Last year, City Limits crunched the numbers on police stops in Sector E, a section of East New York. East New York’s 75th precinct topped the city in stops in 2011, and Sector E was the patrol sector within the 7-5 that had the most encounters.
We used a detailed database that the NYPD provides on its website, which lists important facts about every stop—including the crime that police suspected before initiating each encounter.
In Sector E in 2011, some 23 percent of the stops were for violent crimes—specifically, robbery (22 percent) and assault (1 percent). Criminal possession of a weapon, which is a nonviolent crime but obviously involves the threat of violence, represented 24 percent of stops.

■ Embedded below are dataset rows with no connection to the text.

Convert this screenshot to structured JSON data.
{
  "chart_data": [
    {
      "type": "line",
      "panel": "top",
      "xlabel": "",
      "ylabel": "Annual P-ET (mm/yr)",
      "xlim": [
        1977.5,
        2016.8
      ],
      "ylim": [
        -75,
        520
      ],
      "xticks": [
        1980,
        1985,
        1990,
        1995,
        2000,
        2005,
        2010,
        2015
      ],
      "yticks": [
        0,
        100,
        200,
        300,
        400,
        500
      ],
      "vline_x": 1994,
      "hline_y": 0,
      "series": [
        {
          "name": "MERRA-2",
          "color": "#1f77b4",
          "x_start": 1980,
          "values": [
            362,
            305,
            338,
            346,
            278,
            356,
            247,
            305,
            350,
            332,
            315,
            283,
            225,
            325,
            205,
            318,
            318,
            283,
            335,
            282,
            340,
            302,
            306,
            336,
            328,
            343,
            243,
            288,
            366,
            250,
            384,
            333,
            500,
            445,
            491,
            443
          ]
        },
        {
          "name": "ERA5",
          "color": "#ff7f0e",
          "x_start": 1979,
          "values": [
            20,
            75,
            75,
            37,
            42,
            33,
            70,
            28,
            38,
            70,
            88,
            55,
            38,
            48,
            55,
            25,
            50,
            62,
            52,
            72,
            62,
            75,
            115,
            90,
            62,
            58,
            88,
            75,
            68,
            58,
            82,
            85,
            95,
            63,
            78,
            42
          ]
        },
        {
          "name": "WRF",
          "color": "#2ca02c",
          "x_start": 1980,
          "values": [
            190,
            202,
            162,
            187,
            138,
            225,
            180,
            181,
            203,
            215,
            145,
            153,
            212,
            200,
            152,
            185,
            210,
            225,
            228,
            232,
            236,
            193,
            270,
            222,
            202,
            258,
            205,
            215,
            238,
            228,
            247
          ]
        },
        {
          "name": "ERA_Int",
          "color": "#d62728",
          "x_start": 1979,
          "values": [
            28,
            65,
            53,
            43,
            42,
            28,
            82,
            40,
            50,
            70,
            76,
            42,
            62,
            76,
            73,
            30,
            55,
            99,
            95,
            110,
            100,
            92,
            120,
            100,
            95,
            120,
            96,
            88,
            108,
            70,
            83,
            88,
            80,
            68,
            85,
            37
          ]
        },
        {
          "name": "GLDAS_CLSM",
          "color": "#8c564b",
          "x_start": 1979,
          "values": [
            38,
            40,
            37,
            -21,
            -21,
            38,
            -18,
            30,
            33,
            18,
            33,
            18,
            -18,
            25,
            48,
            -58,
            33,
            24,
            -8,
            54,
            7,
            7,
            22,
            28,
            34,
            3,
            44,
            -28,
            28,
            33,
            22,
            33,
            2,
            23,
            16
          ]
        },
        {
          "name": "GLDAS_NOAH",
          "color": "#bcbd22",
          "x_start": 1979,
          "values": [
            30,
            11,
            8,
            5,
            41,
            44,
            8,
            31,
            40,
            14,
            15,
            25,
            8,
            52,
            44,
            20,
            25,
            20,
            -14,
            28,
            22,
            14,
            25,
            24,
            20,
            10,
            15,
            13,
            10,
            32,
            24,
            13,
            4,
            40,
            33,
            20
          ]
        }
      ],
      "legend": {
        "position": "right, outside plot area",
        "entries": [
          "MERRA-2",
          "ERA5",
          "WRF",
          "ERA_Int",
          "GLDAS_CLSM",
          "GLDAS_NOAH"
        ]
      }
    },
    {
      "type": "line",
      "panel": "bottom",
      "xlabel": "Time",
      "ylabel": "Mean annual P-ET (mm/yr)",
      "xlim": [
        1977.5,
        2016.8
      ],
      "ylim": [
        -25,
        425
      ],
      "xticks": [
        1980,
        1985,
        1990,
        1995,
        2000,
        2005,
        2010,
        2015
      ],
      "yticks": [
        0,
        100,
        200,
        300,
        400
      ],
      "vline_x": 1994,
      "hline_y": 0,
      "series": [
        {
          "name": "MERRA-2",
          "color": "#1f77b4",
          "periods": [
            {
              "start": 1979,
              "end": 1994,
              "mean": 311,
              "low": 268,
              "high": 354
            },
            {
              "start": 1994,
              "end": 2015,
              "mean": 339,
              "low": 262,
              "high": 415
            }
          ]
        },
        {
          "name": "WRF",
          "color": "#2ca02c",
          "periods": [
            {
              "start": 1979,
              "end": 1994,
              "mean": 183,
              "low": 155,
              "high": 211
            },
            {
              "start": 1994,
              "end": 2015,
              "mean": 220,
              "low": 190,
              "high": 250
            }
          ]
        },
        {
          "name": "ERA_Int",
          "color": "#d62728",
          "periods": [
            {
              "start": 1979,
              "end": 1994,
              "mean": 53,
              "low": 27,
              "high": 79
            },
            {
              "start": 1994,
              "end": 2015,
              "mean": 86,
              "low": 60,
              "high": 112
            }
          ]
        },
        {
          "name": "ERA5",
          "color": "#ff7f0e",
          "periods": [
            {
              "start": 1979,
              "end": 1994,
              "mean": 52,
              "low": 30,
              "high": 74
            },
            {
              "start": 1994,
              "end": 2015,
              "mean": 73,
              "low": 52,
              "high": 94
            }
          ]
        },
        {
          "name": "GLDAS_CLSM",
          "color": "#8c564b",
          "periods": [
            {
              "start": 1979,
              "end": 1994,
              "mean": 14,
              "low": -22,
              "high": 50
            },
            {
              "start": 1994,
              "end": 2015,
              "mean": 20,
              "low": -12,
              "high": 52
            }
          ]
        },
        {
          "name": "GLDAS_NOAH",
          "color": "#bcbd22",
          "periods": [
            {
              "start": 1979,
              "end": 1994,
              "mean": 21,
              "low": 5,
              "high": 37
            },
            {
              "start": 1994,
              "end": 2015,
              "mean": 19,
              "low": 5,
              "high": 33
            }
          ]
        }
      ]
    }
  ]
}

But 34 percent were for non-violent crimes, like car theft, larceny or criminal trespass. Another 16 percent of stops were identified only as “felony” or “misdemeanor,” which could mean violent or non-violent crime. So anywhere from a third to a half of stops were on suspicion of something other than violent offenses.
When it came to arrests in Sector E, nonviolent crime dominated. Weapons possession and assault made up roughly a quarter of the busts. Sixty-one percent of the collars involved nonviolent offenses like criminal possession of marijuana, trespass or loitering.
Is the racial breakdown of nonviolent crime different from that of violent crime? That’s unclear because there are a lot of different kinds of nonviolent crime. But if you take marijuana possession, statistics on usage suggest whites deserve as much police attention as blacks.